Like so many other social problems, the AIDS epidemic is most destructive to those members of society, who are most vulnerable because it is a pattern of poverty and social neglect.
AIDS is the No. 1 cause of death for Black women ages 25 to 44, beating out heart disease, cancer and homicide. When AIDS emerged 25 years ago, it was branded a gay white man’s disease.
Even though it was a leading cause of African American deaths from 1990 through 2000, it wasn’t until 1999 that first National Conference on AIDS explored AIDS as a Black issue, A U.S. study in 2006 showed that Black women are 23 times more likely to be diagnosed with HIV than white women.
From the epidemic’s start, Black people have been disproportionately likely to test positive for HIV, the virus that causes AIDS. African American men, women, and children now account for 51 percent of new HIV diagnosis, although we make up 13 percent of the U.S. population.
As the years have continued, this disease has hit the Black community hard and has rapidly become a Black disease.
Often buried within the statistics of the general AIDS population, or lumped together with Black men, the statistics on how this disease affects Black women are startling.
There are several factors associated with the vulnerability of women. Biologically women are more likely to contract HIV through sex. Studies show that the virus passes from men to a woman much more easily than from women to men, followed by injection drug use.
Some women may be unaware of their male partner’s risks factors for HIV infection, such as unprotected sex with multiple partners, sex with men, or injection drug use. Male dominance, reinforced by societal norms, reduces women’s ability to protect themselves from infection.
Drug and alcohol abuse is a factor, either through inability to make healthy decisions, or where sex is traded for money or drugs.
On Saturday, July 25, the Oakland chapter of the National Coalition of 100 Black Women (NCBW) will sponsor a free forum at The Linen Life Gallery at 770 E.14th St. in San Leandro. from 10 a.m. to 7 p.m. The forum “Sistahs getting real about HIV/AIDS ” will discuss effective interventions to reduce risk behaviors among African American women.
Expected guests are Oakland Mayor Ron Dellums, Congresswoman Barbara Lee, Senator Lonnie Hancock and San Francisco Assemblymember Tom Ammiano.

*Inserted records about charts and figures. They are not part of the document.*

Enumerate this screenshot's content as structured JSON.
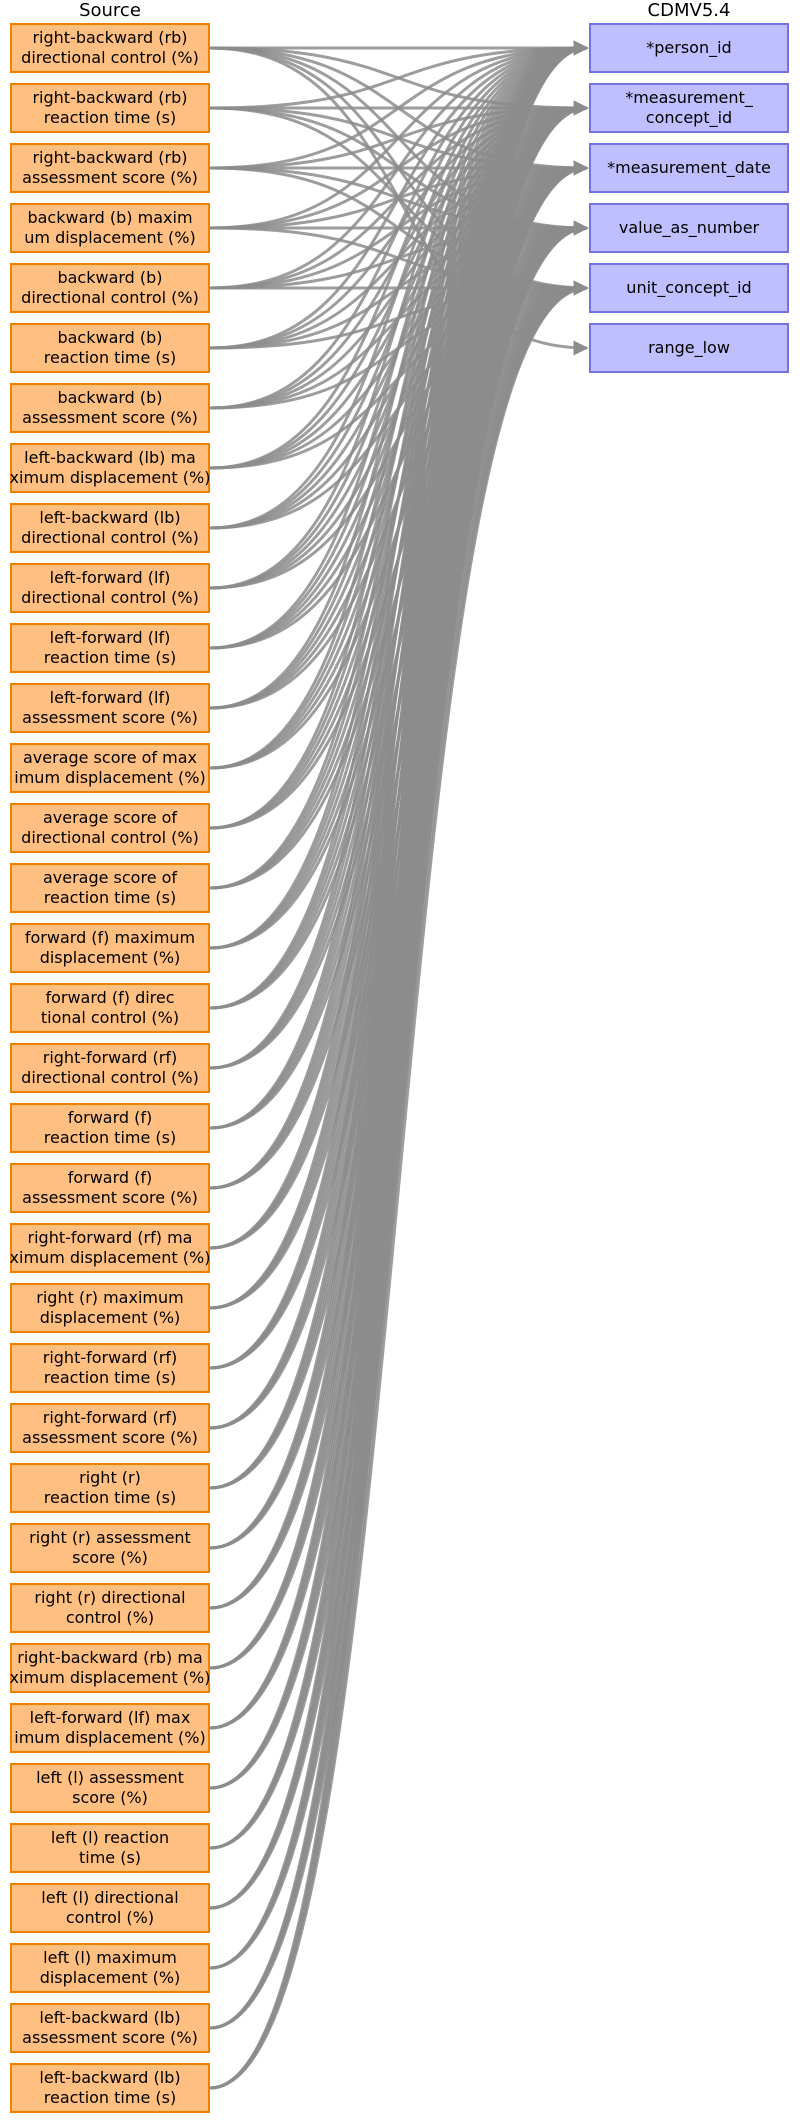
{
  "headers": {
    "source": "Source",
    "target": "CDMV5.4"
  },
  "sources": [
    "right-backward (rb)\ndirectional control (%)",
    "right-backward (rb)\nreaction time (s)",
    "right-backward (rb)\nassessment score (%)",
    "backward (b) maxim\num displacement (%)",
    "backward (b)\ndirectional control (%)",
    "backward (b)\nreaction time (s)",
    "backward (b)\nassessment score (%)",
    "left-backward (lb) ma\nximum displacement (%)",
    "left-backward (lb)\ndirectional control (%)",
    "left-forward (lf)\ndirectional control (%)",
    "left-forward (lf)\nreaction time (s)",
    "left-forward (lf)\nassessment score (%)",
    "average score of max\nimum displacement (%)",
    "average score of\ndirectional control (%)",
    "average score of\nreaction time (s)",
    "forward (f) maximum\ndisplacement (%)",
    "forward (f) direc\ntional control (%)",
    "right-forward (rf)\ndirectional control (%)",
    "forward (f)\nreaction time (s)",
    "forward (f)\nassessment score (%)",
    "right-forward (rf) ma\nximum displacement (%)",
    "right (r) maximum\ndisplacement (%)",
    "right-forward (rf)\nreaction time (s)",
    "right-forward (rf)\nassessment score (%)",
    "right (r)\nreaction time (s)",
    "right (r) assessment\nscore (%)",
    "right (r) directional\ncontrol (%)",
    "right-backward (rb) ma\nximum displacement (%)",
    "left-forward (lf) max\nimum displacement (%)",
    "left (l) assessment\nscore (%)",
    "left (l) reaction\ntime (s)",
    "left (l) directional\ncontrol (%)",
    "left (l) maximum\ndisplacement (%)",
    "left-backward (lb)\nassessment score (%)",
    "left-backward (lb)\nreaction time (s)"
  ],
  "targets": [
    "*person_id",
    "*measurement_\nconcept_id",
    "*measurement_date",
    "value_as_number",
    "unit_concept_id",
    "range_low"
  ],
  "colors": {
    "source_fill": "#ffbf80",
    "source_border": "#f08000",
    "target_fill": "#bfbfff",
    "target_border": "#7373e6",
    "edge": "#8c8c8c"
  },
  "mappings": {
    "all_sources_to": [
      0,
      1,
      2,
      3,
      4
    ],
    "extra": [
      {
        "from": 0,
        "to": 5
      }
    ]
  }
}
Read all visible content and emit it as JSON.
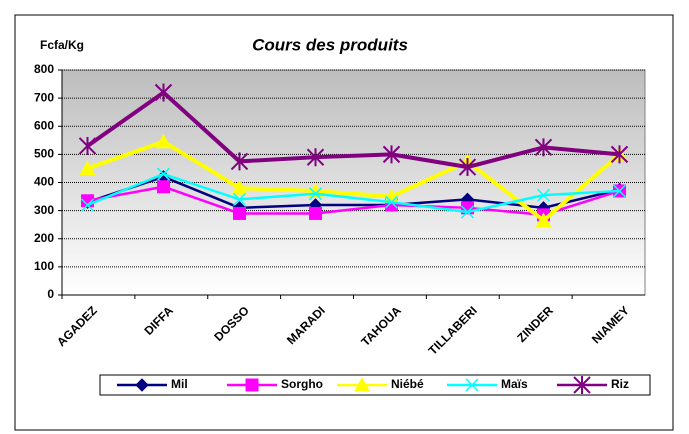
{
  "chart_data": {
    "type": "line",
    "title": "Cours des produits",
    "y_label": "Fcfa/Kg",
    "categories": [
      "AGADEZ",
      "DIFFA",
      "DOSSO",
      "MARADI",
      "TAHOUA",
      "TILLABERI",
      "ZINDER",
      "NIAMEY"
    ],
    "series": [
      {
        "name": "Mil",
        "color": "#000080",
        "marker": "diamond",
        "values": [
          330,
          420,
          310,
          320,
          320,
          340,
          310,
          375
        ]
      },
      {
        "name": "Sorgho",
        "color": "#ff00ff",
        "marker": "square",
        "values": [
          335,
          385,
          290,
          290,
          320,
          310,
          285,
          370
        ]
      },
      {
        "name": "Niébé",
        "color": "#ffff00",
        "marker": "triangle",
        "values": [
          450,
          545,
          380,
          370,
          350,
          475,
          265,
          500
        ]
      },
      {
        "name": "Maïs",
        "color": "#00ffff",
        "marker": "x",
        "values": [
          320,
          430,
          340,
          360,
          330,
          295,
          355,
          370
        ]
      },
      {
        "name": "Riz",
        "color": "#800080",
        "marker": "star",
        "values": [
          530,
          720,
          475,
          490,
          500,
          455,
          525,
          500
        ]
      }
    ],
    "ylim": [
      0,
      800
    ],
    "yticks": [
      0,
      100,
      200,
      300,
      400,
      500,
      600,
      700,
      800
    ],
    "grid": true,
    "legend": "bottom"
  }
}
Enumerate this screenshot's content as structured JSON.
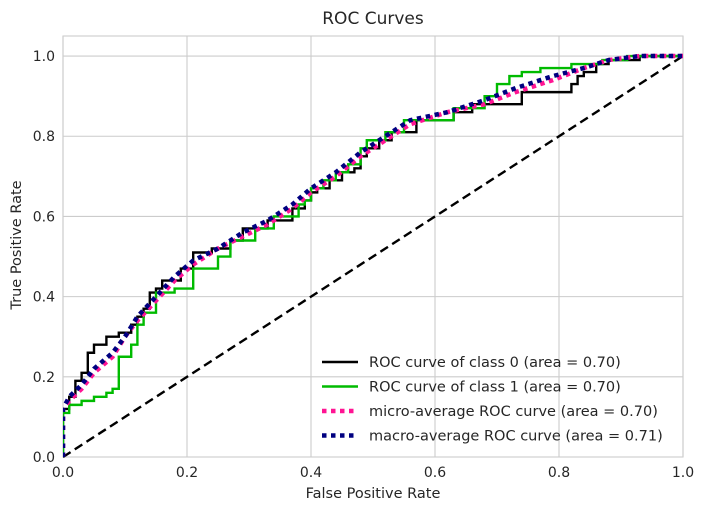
{
  "chart_data": {
    "type": "line",
    "title": "ROC Curves",
    "xlabel": "False Positive Rate",
    "ylabel": "True Positive Rate",
    "xlim": [
      0.0,
      1.0
    ],
    "ylim": [
      0.0,
      1.05
    ],
    "xticks": [
      "0.0",
      "0.2",
      "0.4",
      "0.6",
      "0.8",
      "1.0"
    ],
    "yticks": [
      "0.0",
      "0.2",
      "0.4",
      "0.6",
      "0.8",
      "1.0"
    ],
    "grid": true,
    "legend_position": "lower-right",
    "series": [
      {
        "name": "ROC curve of class 0 (area = 0.70)",
        "color": "#000000",
        "style": "solid",
        "points": [
          [
            0,
            0
          ],
          [
            0,
            0.12
          ],
          [
            0.01,
            0.12
          ],
          [
            0.01,
            0.15
          ],
          [
            0.02,
            0.15
          ],
          [
            0.02,
            0.19
          ],
          [
            0.03,
            0.19
          ],
          [
            0.03,
            0.21
          ],
          [
            0.04,
            0.21
          ],
          [
            0.04,
            0.26
          ],
          [
            0.05,
            0.26
          ],
          [
            0.05,
            0.28
          ],
          [
            0.07,
            0.28
          ],
          [
            0.07,
            0.3
          ],
          [
            0.09,
            0.3
          ],
          [
            0.09,
            0.31
          ],
          [
            0.11,
            0.31
          ],
          [
            0.11,
            0.33
          ],
          [
            0.12,
            0.33
          ],
          [
            0.12,
            0.35
          ],
          [
            0.13,
            0.35
          ],
          [
            0.13,
            0.37
          ],
          [
            0.14,
            0.37
          ],
          [
            0.14,
            0.41
          ],
          [
            0.15,
            0.41
          ],
          [
            0.15,
            0.42
          ],
          [
            0.16,
            0.42
          ],
          [
            0.16,
            0.44
          ],
          [
            0.19,
            0.44
          ],
          [
            0.19,
            0.47
          ],
          [
            0.21,
            0.47
          ],
          [
            0.21,
            0.51
          ],
          [
            0.24,
            0.51
          ],
          [
            0.24,
            0.52
          ],
          [
            0.27,
            0.52
          ],
          [
            0.27,
            0.54
          ],
          [
            0.29,
            0.54
          ],
          [
            0.29,
            0.57
          ],
          [
            0.33,
            0.57
          ],
          [
            0.33,
            0.59
          ],
          [
            0.37,
            0.59
          ],
          [
            0.37,
            0.62
          ],
          [
            0.39,
            0.62
          ],
          [
            0.39,
            0.64
          ],
          [
            0.4,
            0.64
          ],
          [
            0.4,
            0.66
          ],
          [
            0.41,
            0.66
          ],
          [
            0.41,
            0.67
          ],
          [
            0.43,
            0.67
          ],
          [
            0.43,
            0.69
          ],
          [
            0.45,
            0.69
          ],
          [
            0.45,
            0.71
          ],
          [
            0.47,
            0.71
          ],
          [
            0.47,
            0.72
          ],
          [
            0.48,
            0.72
          ],
          [
            0.48,
            0.75
          ],
          [
            0.49,
            0.75
          ],
          [
            0.49,
            0.77
          ],
          [
            0.51,
            0.77
          ],
          [
            0.51,
            0.79
          ],
          [
            0.53,
            0.79
          ],
          [
            0.53,
            0.81
          ],
          [
            0.57,
            0.81
          ],
          [
            0.57,
            0.84
          ],
          [
            0.63,
            0.84
          ],
          [
            0.63,
            0.86
          ],
          [
            0.66,
            0.86
          ],
          [
            0.66,
            0.88
          ],
          [
            0.74,
            0.88
          ],
          [
            0.74,
            0.91
          ],
          [
            0.82,
            0.91
          ],
          [
            0.82,
            0.93
          ],
          [
            0.83,
            0.93
          ],
          [
            0.83,
            0.95
          ],
          [
            0.84,
            0.95
          ],
          [
            0.84,
            0.96
          ],
          [
            0.86,
            0.96
          ],
          [
            0.86,
            0.98
          ],
          [
            0.88,
            0.98
          ],
          [
            0.88,
            0.99
          ],
          [
            0.93,
            0.99
          ],
          [
            0.93,
            1.0
          ],
          [
            1.0,
            1.0
          ]
        ]
      },
      {
        "name": "ROC curve of class 1 (area = 0.70)",
        "color": "#00bb00",
        "style": "solid",
        "points": [
          [
            0,
            0
          ],
          [
            0,
            0.11
          ],
          [
            0.01,
            0.11
          ],
          [
            0.01,
            0.13
          ],
          [
            0.03,
            0.13
          ],
          [
            0.03,
            0.14
          ],
          [
            0.05,
            0.14
          ],
          [
            0.05,
            0.15
          ],
          [
            0.07,
            0.15
          ],
          [
            0.07,
            0.16
          ],
          [
            0.08,
            0.16
          ],
          [
            0.08,
            0.17
          ],
          [
            0.09,
            0.17
          ],
          [
            0.09,
            0.25
          ],
          [
            0.11,
            0.25
          ],
          [
            0.11,
            0.28
          ],
          [
            0.12,
            0.28
          ],
          [
            0.12,
            0.33
          ],
          [
            0.13,
            0.33
          ],
          [
            0.13,
            0.36
          ],
          [
            0.15,
            0.36
          ],
          [
            0.15,
            0.41
          ],
          [
            0.18,
            0.41
          ],
          [
            0.18,
            0.42
          ],
          [
            0.21,
            0.42
          ],
          [
            0.21,
            0.47
          ],
          [
            0.25,
            0.47
          ],
          [
            0.25,
            0.5
          ],
          [
            0.27,
            0.5
          ],
          [
            0.27,
            0.54
          ],
          [
            0.31,
            0.54
          ],
          [
            0.31,
            0.57
          ],
          [
            0.34,
            0.57
          ],
          [
            0.34,
            0.6
          ],
          [
            0.38,
            0.6
          ],
          [
            0.38,
            0.63
          ],
          [
            0.39,
            0.63
          ],
          [
            0.39,
            0.64
          ],
          [
            0.4,
            0.64
          ],
          [
            0.4,
            0.67
          ],
          [
            0.42,
            0.67
          ],
          [
            0.42,
            0.69
          ],
          [
            0.44,
            0.69
          ],
          [
            0.44,
            0.71
          ],
          [
            0.46,
            0.71
          ],
          [
            0.46,
            0.73
          ],
          [
            0.48,
            0.73
          ],
          [
            0.48,
            0.77
          ],
          [
            0.49,
            0.77
          ],
          [
            0.49,
            0.79
          ],
          [
            0.52,
            0.79
          ],
          [
            0.52,
            0.81
          ],
          [
            0.55,
            0.81
          ],
          [
            0.55,
            0.84
          ],
          [
            0.63,
            0.84
          ],
          [
            0.63,
            0.87
          ],
          [
            0.68,
            0.87
          ],
          [
            0.68,
            0.9
          ],
          [
            0.7,
            0.9
          ],
          [
            0.7,
            0.93
          ],
          [
            0.72,
            0.93
          ],
          [
            0.72,
            0.95
          ],
          [
            0.74,
            0.95
          ],
          [
            0.74,
            0.96
          ],
          [
            0.77,
            0.96
          ],
          [
            0.77,
            0.97
          ],
          [
            0.82,
            0.97
          ],
          [
            0.82,
            0.98
          ],
          [
            0.87,
            0.98
          ],
          [
            0.87,
            0.99
          ],
          [
            0.91,
            0.99
          ],
          [
            0.91,
            1.0
          ],
          [
            1.0,
            1.0
          ]
        ]
      },
      {
        "name": "micro-average ROC curve (area = 0.70)",
        "color": "#ff1493",
        "style": "dotted",
        "points": [
          [
            0,
            0
          ],
          [
            0,
            0.12
          ],
          [
            0.01,
            0.14
          ],
          [
            0.03,
            0.17
          ],
          [
            0.05,
            0.21
          ],
          [
            0.08,
            0.25
          ],
          [
            0.1,
            0.3
          ],
          [
            0.12,
            0.34
          ],
          [
            0.15,
            0.39
          ],
          [
            0.18,
            0.44
          ],
          [
            0.21,
            0.48
          ],
          [
            0.25,
            0.52
          ],
          [
            0.29,
            0.55
          ],
          [
            0.33,
            0.58
          ],
          [
            0.37,
            0.62
          ],
          [
            0.4,
            0.66
          ],
          [
            0.44,
            0.7
          ],
          [
            0.48,
            0.75
          ],
          [
            0.52,
            0.79
          ],
          [
            0.56,
            0.83
          ],
          [
            0.62,
            0.86
          ],
          [
            0.68,
            0.88
          ],
          [
            0.73,
            0.91
          ],
          [
            0.79,
            0.94
          ],
          [
            0.84,
            0.97
          ],
          [
            0.88,
            0.99
          ],
          [
            0.93,
            1.0
          ],
          [
            1.0,
            1.0
          ]
        ]
      },
      {
        "name": "macro-average ROC curve (area = 0.71)",
        "color": "#000080",
        "style": "dotted",
        "points": [
          [
            0,
            0
          ],
          [
            0,
            0.12
          ],
          [
            0.01,
            0.15
          ],
          [
            0.03,
            0.18
          ],
          [
            0.05,
            0.22
          ],
          [
            0.08,
            0.26
          ],
          [
            0.1,
            0.3
          ],
          [
            0.12,
            0.35
          ],
          [
            0.15,
            0.4
          ],
          [
            0.18,
            0.45
          ],
          [
            0.21,
            0.49
          ],
          [
            0.25,
            0.52
          ],
          [
            0.29,
            0.56
          ],
          [
            0.33,
            0.59
          ],
          [
            0.37,
            0.63
          ],
          [
            0.4,
            0.67
          ],
          [
            0.44,
            0.71
          ],
          [
            0.48,
            0.76
          ],
          [
            0.52,
            0.8
          ],
          [
            0.56,
            0.84
          ],
          [
            0.62,
            0.86
          ],
          [
            0.68,
            0.89
          ],
          [
            0.73,
            0.92
          ],
          [
            0.79,
            0.95
          ],
          [
            0.84,
            0.97
          ],
          [
            0.88,
            0.99
          ],
          [
            0.93,
            1.0
          ],
          [
            1.0,
            1.0
          ]
        ]
      },
      {
        "name": "chance",
        "color": "#000000",
        "style": "dashed",
        "in_legend": false,
        "points": [
          [
            0,
            0
          ],
          [
            1,
            1
          ]
        ]
      }
    ]
  }
}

NCBW was founded in 1971 by a group of dedicated women in New York City who initially began meeting in their homes, to assess the problems and opportunities left behind in the wake of the turbulent1960s. These meetings resulted in founding and forming the Coalition of 100 Black Women, with over 7,00 members today.
The Oakland chapter was chartered in 1995 and is one of 63 chapters within the U.S. NCBW is an organization of progressive women of African descent whose voice and force fight for gender equity and social political advancements to drive meaningful change to benefit women of color.